Slow but Steady on the Backs of Consumers

Estimated at 0.9%, real GDP growth in the first quarter is not expected to improve from the slow 1.4% real GDP growth rate in the fourth quarter. High inventories, a generally weak world economy and extreme drops in energy and non-energy commodity prices have slowed overall economic growth in the last half year. However, the American economic expansion has been sustained through this challenging period by modest but gradually rising consumer spending. Despite areas of weakness in manufacturing and mining employment, total nonfarm payroll growth continued at a solid 209,000 average pace in the second quarter, the labor force participation rate showed steady gains, and average wage growth reflected nascent signs of acceleration. Spring also brought some signs of thaw in a manufacturing sector suppressed in 2015 by weaknesses in exports and energy related investment. However, exports still dropped to their lowest levels in January since June 2011, and will detract from economic growth in 2016 as long as the world economy continues to grow at a subpar pace. Capital spending is expected to remain subdued as business investment will not receive the boost it has in recent years from energy related investment. A drop in economy wide corporate profits in the fourth quarter to the lowest level since the third quarter of 2011 will likely also put downward pressure on overall capital investment.

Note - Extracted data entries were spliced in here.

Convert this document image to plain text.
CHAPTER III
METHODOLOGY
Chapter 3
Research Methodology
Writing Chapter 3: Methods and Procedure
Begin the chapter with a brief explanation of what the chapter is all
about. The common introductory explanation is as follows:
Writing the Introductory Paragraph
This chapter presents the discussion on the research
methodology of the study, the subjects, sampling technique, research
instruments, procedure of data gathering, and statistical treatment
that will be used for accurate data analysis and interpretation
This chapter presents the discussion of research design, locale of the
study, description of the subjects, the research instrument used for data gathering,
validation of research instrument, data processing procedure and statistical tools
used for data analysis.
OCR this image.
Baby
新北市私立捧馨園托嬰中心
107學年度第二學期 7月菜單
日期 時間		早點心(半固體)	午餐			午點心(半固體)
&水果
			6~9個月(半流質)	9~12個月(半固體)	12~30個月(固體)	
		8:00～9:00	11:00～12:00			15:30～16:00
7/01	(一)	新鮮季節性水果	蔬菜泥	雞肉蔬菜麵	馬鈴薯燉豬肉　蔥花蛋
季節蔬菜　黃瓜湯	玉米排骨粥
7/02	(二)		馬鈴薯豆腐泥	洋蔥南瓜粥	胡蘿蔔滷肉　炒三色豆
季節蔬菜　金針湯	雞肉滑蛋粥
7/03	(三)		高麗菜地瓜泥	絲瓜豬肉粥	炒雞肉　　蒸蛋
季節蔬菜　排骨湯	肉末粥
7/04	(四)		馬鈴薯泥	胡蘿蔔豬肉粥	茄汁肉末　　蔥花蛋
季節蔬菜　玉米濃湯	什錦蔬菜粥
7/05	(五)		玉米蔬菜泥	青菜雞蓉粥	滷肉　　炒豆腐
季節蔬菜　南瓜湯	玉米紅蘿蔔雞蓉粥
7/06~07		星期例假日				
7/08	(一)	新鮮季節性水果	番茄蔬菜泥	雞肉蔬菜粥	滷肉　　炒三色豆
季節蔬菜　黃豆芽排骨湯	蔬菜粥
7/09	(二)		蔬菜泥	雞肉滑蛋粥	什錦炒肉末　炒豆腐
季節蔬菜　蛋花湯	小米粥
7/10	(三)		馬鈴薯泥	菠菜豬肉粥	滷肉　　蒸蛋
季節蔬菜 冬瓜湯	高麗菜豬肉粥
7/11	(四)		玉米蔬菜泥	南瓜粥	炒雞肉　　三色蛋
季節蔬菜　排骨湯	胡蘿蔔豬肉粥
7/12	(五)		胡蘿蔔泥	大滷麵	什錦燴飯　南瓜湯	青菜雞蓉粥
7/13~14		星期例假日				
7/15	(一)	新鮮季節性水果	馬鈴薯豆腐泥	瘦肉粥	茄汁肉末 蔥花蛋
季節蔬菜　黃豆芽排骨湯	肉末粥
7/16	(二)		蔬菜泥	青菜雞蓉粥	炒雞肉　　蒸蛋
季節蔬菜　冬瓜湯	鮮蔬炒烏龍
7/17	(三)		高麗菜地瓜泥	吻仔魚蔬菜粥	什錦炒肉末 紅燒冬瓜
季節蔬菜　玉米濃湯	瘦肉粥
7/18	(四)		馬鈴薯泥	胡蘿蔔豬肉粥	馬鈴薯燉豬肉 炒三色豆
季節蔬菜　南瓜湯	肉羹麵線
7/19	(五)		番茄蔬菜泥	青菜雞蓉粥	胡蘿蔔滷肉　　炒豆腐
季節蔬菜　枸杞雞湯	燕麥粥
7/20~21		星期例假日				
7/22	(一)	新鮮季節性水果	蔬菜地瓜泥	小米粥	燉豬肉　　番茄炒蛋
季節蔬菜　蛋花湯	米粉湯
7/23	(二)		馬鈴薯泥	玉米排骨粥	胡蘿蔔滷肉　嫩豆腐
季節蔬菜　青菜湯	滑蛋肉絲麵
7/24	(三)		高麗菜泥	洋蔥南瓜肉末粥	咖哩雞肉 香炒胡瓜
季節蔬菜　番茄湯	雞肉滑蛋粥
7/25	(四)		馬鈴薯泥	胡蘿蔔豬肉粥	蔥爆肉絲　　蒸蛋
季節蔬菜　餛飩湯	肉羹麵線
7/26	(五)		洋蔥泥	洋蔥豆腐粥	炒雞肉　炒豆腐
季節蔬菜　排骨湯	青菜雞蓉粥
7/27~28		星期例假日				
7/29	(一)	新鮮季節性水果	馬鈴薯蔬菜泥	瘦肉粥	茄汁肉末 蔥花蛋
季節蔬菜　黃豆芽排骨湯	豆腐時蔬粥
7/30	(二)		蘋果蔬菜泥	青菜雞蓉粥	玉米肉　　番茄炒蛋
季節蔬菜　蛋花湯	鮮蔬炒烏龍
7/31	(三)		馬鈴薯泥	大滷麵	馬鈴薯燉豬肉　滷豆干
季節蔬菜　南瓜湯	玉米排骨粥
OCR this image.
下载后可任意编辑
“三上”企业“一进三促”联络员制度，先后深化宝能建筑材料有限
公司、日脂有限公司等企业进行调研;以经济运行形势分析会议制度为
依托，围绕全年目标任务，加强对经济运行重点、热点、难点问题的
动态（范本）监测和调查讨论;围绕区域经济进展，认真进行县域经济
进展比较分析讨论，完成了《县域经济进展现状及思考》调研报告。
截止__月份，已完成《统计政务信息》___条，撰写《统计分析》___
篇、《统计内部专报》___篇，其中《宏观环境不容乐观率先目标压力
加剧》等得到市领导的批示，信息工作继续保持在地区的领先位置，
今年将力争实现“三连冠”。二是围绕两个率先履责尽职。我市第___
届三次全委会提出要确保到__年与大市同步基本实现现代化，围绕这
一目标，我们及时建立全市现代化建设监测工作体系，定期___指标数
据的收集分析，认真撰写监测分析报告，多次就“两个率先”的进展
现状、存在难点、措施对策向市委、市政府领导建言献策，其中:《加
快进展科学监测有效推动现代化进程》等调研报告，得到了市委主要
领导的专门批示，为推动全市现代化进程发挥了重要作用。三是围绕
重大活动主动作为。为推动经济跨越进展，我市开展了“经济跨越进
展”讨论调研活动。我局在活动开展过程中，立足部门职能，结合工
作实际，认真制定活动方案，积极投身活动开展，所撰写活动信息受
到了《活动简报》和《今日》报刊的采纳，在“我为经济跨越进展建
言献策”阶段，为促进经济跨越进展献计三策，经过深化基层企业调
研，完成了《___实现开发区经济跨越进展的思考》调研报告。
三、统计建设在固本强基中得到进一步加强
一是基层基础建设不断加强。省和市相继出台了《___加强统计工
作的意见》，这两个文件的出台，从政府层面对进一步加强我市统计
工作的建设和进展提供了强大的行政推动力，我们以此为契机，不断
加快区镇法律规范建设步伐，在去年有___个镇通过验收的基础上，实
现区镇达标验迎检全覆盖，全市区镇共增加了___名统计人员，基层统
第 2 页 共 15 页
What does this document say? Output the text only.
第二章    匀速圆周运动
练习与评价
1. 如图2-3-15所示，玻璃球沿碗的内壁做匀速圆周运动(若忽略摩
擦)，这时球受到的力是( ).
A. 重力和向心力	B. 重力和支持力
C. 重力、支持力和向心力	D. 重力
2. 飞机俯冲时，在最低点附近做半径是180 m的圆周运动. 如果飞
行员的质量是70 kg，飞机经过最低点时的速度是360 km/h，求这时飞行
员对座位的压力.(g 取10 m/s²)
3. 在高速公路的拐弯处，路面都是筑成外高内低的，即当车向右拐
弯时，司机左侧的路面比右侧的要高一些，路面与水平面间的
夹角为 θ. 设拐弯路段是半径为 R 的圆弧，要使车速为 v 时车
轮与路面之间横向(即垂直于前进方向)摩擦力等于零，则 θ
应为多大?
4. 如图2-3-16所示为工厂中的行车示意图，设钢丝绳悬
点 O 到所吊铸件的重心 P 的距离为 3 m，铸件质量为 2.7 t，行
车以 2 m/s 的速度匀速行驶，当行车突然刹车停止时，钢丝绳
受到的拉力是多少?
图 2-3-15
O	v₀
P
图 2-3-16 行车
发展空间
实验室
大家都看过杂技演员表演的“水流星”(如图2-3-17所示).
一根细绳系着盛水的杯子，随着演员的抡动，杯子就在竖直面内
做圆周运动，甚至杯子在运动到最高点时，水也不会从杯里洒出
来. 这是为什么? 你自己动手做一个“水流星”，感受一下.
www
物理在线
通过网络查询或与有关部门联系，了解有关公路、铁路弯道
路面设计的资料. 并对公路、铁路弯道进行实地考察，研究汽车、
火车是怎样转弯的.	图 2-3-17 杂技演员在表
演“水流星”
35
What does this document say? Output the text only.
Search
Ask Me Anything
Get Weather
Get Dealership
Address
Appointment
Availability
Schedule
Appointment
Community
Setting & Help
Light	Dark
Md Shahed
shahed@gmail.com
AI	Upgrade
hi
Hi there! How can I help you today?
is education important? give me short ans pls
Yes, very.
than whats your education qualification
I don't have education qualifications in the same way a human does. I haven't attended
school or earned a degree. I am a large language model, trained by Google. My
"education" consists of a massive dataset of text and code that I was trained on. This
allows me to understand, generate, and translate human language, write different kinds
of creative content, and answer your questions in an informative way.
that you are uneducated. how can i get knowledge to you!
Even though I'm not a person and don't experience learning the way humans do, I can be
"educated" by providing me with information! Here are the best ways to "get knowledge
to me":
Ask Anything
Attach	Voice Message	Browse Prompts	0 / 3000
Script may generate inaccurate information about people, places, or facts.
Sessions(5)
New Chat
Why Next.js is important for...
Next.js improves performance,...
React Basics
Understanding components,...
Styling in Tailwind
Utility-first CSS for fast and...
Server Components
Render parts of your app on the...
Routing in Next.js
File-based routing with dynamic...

Despite significant impacts on the energy producing sector of the economy, energy price declines have had positive effects on energy users as many consumers have been benefiting from low prices at the gas pumps. As discussed on the upcoming section on inflation, net gains in real per capita disposable incomes in the last 2 years have been primarily the result of declining energy prices. Low gasoline prices have also been generally supportive of auto sales and production. Vehicle sales should continue at a strong pace above 17 million in 2016, matching last-year’s brisk pace for the year overall.

"High Inventories create headwinds to economic growth in goods producing sectors."

The likely continuation of low mortgage rates should also keep the housing recovery on track, with a corresponding increase in housing-related durable goods consumption. Government spending will likely continue to grow as government revenues rise with economic expansion. On the other hand, inventory levels have been generally rising, and probably reflect disappointing sales overall. The Wholesale, Retail and Manufacturing components of Business inventories have continued to climb, and are at their highest since the recession. (Please see the chart below.) Hence, real GDP growth in the first half of the year will likely be restrained until these inventory-to-sales ratios begin to recede. The expected pick-up of GDP growth in the second quarter to 2% should help clear shelves, at least for goods destined for domestic purchasers.

Inventory to Sales Ratio
Economic Outlook April 2016

Overall, real GDP is expected to grow 1.7% in 2016, slower than the 2.4% average annual pace of the last 2 years, but still sufficient to continue to add jobs to the economy, albeit at a slower pace than during the last 2 years. However, these anticipated job increases may not be sufficient to absorb all the new labor force entrants. General declines in the U.S. unemployment rate during recent years are expected to slow significantly in 2016, and the unemployment rate is forecasted at 5.0% in the fourth quarter, equal to its rate in March. Goods intensive areas of the economy are likely to underperform service areas of the economy until overall goods markets return to greater balance. Hence, interior portions of the country, which tend to have relatively high industry concentrations in manufacturing, energy and agriculture, will likely grow more slowly than coastal states in 2016.